Validating the results of the analysis with other published economic analyses is particularly difficult given the differences in the instrument for obtaining estimates of QALY gain and methodology for extrapolation. However, in terms of the costs, Smith et al9 found similar costs of £4590 in the placebo arm and £8878 in the verteporfin treatment arm at 2 years (mean starting visual acuity of 20/100). At 5 years, the Smith model has higher costs reflecting the way blindness costs dominate analyses at this point and as the Smith model includes transfer payments, which are generally excluded from cost-effectiveness evaluations as they do not reflect resource use, contributing to higher blindness costs.

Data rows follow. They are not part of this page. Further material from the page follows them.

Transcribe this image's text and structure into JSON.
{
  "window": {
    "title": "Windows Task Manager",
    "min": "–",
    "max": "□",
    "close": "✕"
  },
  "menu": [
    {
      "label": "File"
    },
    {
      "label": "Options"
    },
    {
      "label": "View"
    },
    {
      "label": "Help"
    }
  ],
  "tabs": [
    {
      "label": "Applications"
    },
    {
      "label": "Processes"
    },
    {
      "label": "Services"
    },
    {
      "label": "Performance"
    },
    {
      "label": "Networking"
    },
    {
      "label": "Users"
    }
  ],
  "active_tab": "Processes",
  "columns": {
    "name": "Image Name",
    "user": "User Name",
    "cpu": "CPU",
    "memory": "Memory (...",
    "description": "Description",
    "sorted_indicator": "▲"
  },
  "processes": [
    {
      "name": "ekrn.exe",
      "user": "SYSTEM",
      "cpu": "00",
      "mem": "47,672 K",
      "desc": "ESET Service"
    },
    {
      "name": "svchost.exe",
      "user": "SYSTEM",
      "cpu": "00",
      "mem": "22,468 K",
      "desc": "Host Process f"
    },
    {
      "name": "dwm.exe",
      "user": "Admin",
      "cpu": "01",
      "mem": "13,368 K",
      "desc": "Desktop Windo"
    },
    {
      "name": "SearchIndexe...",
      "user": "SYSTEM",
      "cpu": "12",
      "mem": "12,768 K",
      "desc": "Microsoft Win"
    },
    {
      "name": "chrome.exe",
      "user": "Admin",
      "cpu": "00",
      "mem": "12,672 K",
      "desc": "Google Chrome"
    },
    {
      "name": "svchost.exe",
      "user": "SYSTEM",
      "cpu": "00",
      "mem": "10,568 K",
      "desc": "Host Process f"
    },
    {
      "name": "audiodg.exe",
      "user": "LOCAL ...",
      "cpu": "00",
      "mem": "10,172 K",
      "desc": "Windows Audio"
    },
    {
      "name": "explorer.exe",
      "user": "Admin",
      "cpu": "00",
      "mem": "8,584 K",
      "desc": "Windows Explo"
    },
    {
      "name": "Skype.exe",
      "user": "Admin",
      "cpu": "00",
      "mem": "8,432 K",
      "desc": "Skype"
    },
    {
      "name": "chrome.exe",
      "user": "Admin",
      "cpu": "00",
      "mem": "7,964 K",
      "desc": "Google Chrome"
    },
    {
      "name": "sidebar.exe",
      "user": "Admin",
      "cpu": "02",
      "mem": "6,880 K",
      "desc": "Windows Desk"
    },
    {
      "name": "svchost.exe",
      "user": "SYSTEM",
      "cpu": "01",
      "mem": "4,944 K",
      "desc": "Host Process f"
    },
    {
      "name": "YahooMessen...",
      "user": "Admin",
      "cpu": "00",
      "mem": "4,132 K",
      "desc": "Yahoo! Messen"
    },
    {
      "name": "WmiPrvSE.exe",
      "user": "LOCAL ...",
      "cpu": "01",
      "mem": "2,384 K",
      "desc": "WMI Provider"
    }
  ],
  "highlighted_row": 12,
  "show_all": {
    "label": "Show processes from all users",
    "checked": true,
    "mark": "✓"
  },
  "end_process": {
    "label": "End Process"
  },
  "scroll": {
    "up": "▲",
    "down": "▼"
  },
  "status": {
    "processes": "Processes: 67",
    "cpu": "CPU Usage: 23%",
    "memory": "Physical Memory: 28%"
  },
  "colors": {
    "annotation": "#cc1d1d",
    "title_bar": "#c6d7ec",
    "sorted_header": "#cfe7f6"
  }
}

The results of this study highlight a number of areas requiring further research. We have not looked at adverse events and their impact on costs and quality of life. Although the number of adverse events in the TAP Investigation was very low, this could affect the cost-effectiveness. In addition, we have not examined other social costs and utilities. Recent research suggests that lost productivity owing to visual impairment equals £1.1 billion and the cost of care provided by friends and family could be as much as £1.5 billion.6

Of greatest importance is the further research required on the epidemiology of contrast sensitivity. Many studies have focussed on the deterioration of visual acuity and its relationship with clinical markers, whereas contrast sensitivity has so far received much less attention. As new treatments for AMD emerge, understanding the long-term effect of altering the patient's impairment in contrast sensitivity will become more important. At present, with the data that we have available to us, the cost-effectiveness of verteporfin therapy appears encouraging.